Inside Pitch

Flood board frets over private interests, not public

By R.E. Graswich
May 2024

Residents near the Sacramento River who want to block public access have a big advantage over the 500,000 or so people who will benefit from a new levee bike trail.

The residents have a good lawyer.

One attorney working for property owners shouldn’t matter. After all, the rest of us are represented by the Central Valley Flood Protection Board, a state agency whose mission is to serve public interests.

But that’s not how it works.

Documents obtained under the California Public Records Act tell a more complex story. For the past three years, a lawyer hired by property owners near the levee built a relationship with flood board officials.

The public wasn’t invited.

The lawyer’s work paid off last year when flood board executive officer Chris Lief authorized several temporary fences to prohibit levee access in Pocket.

Lief’s covert authorizations appear to break state laws that require public hearings on new levee fences. There were no public hearings, no votes by the flood board.

The quest for levee fences was an uphill battle for property owners and their lawyer, Brian Manning. The flood board’s position for more than a decade was no new levee fences, period.

Board President Bill Edgar publicly said the era of private levee fences was over. New fence requests were routinely rejected.

Flood board general counsel Jit Dua advised riverfront property owners if they had concerns about trespassing near the levee, they should call police.

The prospect of fences received another blow in 2020, when Mitra Emami, a flood expert from the Department of Water Resources, said levee fences presented safety hazards. They caused erosion, captured debris in high water, and impeded flood inspections and maintenance.

The message: Fences contribute to levee failure.

But Manning was tenacious. He corresponded with Sarah Backus, a staff attorney for the flood board.

Manning and Backus exchanged at least 61 emails between March and November 2021, one email every four days. Plus, two private meetings and an unknown number of phone calls.

Most of the correspondence was cordial. An exception came when Backus explained the U.S. Army Corps of Engineers controlled the fate of fences within the $1.8 billion levee repair project. The Corps removed old levee fences in Pocket.

Manning responded, “This shirking of responsibilities and backtracking does not inspire trust as the process moves forward.”

Manning tried to convince the flood board to use Corps construction fences to keep the public away from the levee. Manning wrote, “We remain hopeful that we, collectively, can convince the Corps to keep fences and gates up.”

Backus checked with Corps officials. “I am sorry,” she told Manning, “but despite our best efforts, which included calls and meetings at different levels of USACE hierarchy, USACE has advised us that the construction fencing will be coming down.”

Manning raised the prospect of a lawsuit in September 2021. He wrote, “I believe failure to secure the levee will amount to a taking. Having a plan in place now to secure this segment of levee is the easiest way to avoid litigation.”

The “taking” refers to inverse condemnation. That’s where the government allegedly damages private property without compensation. The state owns the levee. But about 70 property owners hold easements they claim prohibit public access.

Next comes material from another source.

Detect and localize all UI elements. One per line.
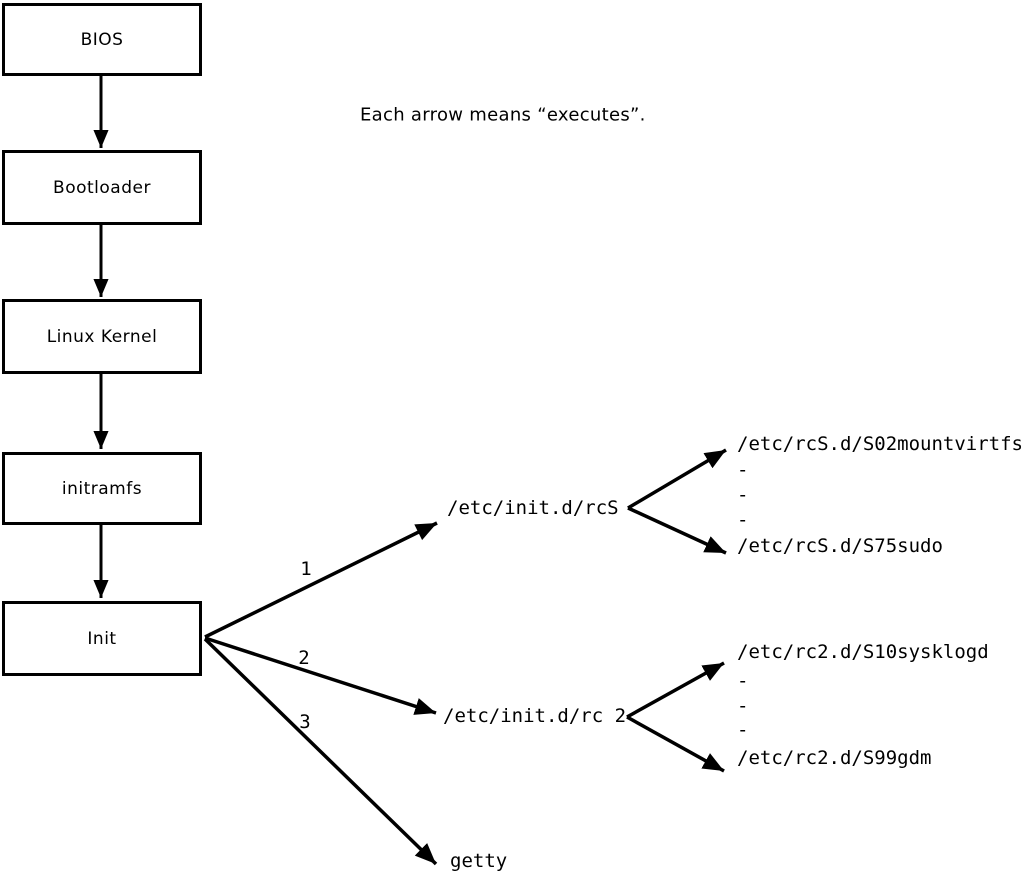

Facts don’t favor the property owners. They refused to sell so-called “recreational” easements to the city.
They accepted compensation money when the Corps removed their old fences.

The city plans to acquire easements through eminent domain and finish the levee bike path next year.

Manning never gives up. He proposed having the flood board’s new executive officer unilaterally authorize temporary fences. Flood officials said no. By law, the executive can’t authorize fences.

Then dynamics shifted. Bill Edgar retired as board president. Backus retired. Last April, Lief became the flood agency’s new executive officer.

Weeks later, Lief covertly authorized new fences for Manning’s clients. Public interests weren’t discussed.

Manning didn’t respond to interview requests. Lief says temporary fences are “minor alterations,” thus legal.